Rz. 248

Nach wie vor umstritten und von den LAG unterschiedlich entschieden, ist die Frage, ob dem Betriebsrat ein Unterlassungsanspruch zusteht, wenn der Unternehmer die Beteiligungsrechte aus § 111 BetrVG missachtet und mit der Umsetzung der Betriebsänderung beginnt, ohne dass ein Interessenausgleich versucht worden ist. Da derartige Anträge in aller Regel als Eilverfahren im Wege der einstweiligen Verfügung bei den Gerichten anhängig gemacht werden, liegen zwar zahlreiche Entscheidungen von LAG vor, jedoch noch keine Äußerung des BAG zu dieser strittigen Frage. Zahlreiche Instanzgerichte räumen dem Betriebsrat das Recht ein, die Vornahme von Maßnahmen, die die Betriebsänderung vorwegnehmen, durch einstweilige Verfügung so lange untersagen zu lassen, bis der Interessenausgleich bis in die Einigungsstelle versucht worden ist.[280] Hintergrund ist der Gedanke, dass die Verhandlungen über den Interessenausgleich nur dann sinnvoll sein können und der Betriebsrat auch nur dann die unternehmerische Entscheidung im Rahmen der Verhandlungen noch beeinflussen kann, wenn der Arbeitgeber nicht von sich aus "vollendete Tatsachen" schaffen kann.[281]

 

Rz. 249

Demgegenüber werden Bedenken erhoben, dass der Betriebsrat einen möglichen Unterlassungsanspruch als Druckmittel zur Verhinderung der Umsetzung dringend erforderlicher unternehmerischer Maßnahmen missbrauchen und zur Erzwingung von Koppelungsgeschäften ausnutzen könnte.
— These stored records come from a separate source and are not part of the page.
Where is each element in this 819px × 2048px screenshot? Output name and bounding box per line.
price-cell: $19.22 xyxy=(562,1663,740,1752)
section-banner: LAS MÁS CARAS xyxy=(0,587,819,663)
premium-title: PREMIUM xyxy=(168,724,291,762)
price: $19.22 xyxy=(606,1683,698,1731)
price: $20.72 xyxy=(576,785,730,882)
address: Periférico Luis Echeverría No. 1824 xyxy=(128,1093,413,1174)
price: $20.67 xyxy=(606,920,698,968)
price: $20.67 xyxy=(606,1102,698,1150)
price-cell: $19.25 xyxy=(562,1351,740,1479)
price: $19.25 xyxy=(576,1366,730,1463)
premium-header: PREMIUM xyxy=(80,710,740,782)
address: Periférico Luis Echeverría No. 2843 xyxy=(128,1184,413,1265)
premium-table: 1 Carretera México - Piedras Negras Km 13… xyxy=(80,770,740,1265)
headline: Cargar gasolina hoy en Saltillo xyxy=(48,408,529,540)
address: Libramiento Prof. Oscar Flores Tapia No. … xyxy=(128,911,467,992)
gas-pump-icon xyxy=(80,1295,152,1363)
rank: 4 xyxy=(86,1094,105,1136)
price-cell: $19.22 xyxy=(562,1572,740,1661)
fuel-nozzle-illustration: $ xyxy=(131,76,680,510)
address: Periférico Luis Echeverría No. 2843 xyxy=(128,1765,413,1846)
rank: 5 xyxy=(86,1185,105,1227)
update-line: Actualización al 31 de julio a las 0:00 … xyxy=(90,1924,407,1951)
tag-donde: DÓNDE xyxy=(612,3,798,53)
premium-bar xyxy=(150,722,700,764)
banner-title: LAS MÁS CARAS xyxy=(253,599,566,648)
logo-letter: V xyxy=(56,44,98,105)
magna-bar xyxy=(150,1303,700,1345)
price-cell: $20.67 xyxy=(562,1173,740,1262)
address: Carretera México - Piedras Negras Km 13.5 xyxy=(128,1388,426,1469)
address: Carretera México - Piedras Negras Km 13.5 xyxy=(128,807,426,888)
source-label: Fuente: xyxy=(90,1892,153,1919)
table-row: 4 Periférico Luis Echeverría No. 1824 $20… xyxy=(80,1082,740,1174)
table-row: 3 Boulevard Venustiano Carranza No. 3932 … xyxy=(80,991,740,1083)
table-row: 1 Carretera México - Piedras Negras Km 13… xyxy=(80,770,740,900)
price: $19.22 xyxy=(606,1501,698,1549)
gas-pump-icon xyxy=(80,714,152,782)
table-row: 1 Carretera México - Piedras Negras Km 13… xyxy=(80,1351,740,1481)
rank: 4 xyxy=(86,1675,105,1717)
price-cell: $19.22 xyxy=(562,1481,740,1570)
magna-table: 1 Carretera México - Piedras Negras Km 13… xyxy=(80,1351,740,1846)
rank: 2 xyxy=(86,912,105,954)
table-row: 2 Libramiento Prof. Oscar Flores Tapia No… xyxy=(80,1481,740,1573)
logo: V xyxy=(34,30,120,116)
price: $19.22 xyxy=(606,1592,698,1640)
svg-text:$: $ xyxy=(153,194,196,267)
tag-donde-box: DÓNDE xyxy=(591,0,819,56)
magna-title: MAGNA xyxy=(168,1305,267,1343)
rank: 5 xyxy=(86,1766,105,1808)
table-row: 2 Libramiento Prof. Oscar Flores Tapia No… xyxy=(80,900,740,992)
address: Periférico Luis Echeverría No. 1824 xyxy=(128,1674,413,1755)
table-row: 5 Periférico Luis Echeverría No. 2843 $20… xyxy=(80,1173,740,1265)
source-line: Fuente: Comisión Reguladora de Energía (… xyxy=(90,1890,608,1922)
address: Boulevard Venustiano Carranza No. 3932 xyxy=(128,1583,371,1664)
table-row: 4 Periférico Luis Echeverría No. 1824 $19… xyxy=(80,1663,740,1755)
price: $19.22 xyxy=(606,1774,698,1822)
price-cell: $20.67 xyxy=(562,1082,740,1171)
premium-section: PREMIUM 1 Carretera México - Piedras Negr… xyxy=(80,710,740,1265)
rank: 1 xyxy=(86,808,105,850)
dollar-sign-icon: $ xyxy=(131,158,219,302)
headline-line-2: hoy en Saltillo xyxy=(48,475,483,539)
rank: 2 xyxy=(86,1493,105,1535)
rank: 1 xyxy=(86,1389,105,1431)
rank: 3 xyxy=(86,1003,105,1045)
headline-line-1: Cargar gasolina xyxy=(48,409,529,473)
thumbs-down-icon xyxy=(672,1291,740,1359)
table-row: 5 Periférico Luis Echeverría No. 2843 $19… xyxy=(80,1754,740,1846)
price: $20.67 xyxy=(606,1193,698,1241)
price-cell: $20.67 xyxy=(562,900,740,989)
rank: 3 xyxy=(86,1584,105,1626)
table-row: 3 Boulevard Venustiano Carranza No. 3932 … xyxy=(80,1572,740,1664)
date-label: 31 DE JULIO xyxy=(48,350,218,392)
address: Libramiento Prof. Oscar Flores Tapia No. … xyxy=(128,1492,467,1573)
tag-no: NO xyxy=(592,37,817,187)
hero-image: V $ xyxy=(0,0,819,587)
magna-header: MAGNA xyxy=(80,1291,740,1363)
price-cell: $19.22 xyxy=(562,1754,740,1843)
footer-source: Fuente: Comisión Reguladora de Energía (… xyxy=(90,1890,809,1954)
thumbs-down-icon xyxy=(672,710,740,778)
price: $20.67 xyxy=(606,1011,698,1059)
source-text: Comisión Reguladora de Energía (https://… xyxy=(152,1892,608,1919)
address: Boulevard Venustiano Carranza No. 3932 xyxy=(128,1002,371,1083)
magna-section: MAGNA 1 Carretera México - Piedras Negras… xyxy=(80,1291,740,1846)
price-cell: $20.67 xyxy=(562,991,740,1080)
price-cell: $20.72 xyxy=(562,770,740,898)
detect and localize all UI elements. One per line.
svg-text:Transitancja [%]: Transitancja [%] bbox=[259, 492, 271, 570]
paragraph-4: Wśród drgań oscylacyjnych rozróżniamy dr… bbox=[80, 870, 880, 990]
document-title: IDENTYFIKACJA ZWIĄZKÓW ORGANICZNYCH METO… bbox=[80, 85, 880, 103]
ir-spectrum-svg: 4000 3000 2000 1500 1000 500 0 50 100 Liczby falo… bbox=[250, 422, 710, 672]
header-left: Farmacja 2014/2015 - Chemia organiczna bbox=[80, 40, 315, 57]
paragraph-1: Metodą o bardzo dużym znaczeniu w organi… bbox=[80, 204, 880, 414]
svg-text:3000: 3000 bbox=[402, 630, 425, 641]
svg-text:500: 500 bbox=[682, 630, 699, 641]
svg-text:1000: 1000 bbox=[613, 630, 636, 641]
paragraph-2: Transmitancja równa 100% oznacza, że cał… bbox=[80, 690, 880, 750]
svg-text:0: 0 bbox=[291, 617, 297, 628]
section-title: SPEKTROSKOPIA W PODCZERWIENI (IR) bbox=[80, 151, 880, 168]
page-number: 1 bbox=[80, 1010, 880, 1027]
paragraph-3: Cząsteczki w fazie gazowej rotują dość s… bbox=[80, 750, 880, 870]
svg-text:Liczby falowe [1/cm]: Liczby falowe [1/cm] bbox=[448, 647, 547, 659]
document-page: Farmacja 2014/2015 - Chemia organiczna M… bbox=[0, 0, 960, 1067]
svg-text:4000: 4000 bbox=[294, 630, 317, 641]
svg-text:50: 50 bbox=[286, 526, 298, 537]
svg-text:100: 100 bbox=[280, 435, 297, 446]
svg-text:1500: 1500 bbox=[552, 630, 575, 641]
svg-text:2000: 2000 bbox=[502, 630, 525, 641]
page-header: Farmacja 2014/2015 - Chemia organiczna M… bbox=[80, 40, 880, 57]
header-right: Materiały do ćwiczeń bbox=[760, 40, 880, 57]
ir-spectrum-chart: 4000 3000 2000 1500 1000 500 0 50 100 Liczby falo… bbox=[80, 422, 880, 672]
Auch wird eingewandt, der Gesetzeswortlaut lasse an keiner Stelle erkennen, dass der Gesetzgeber dem Betriebsrat eine derartige Rechtsposition einräumen wolle. Die Folgen der Verletzung des Unterrichtungs- und Beratungsrechts aus § 111 BetrVG sei in dem § 113 BetrVG abschließend geregelt.[282]

 

Rz. 250

 

Praxistipp

Letztlich bleibt für den Berater des Betriebsrates nur die Sichtung der Rechtsprechung des für den Betrieb zuständigen LAG, um seine Erfolgsaussichten mit einer einstweiligen Verfügung einschätzen zu können. Hieran kann und sollte sich auch die Taktik in den Verhandlungen zum Interessenausgleich und Sozialplan orientieren.

[280] DKKW/Däubler, §§ 112, 112a BetrVG Rn 53 m.w.N.
[281] DKKW/Däubler, §§ 112, 112a BetrVG, Rn 52.
[282] Vgl. eingehend Gruber, NZA 2011, 1011.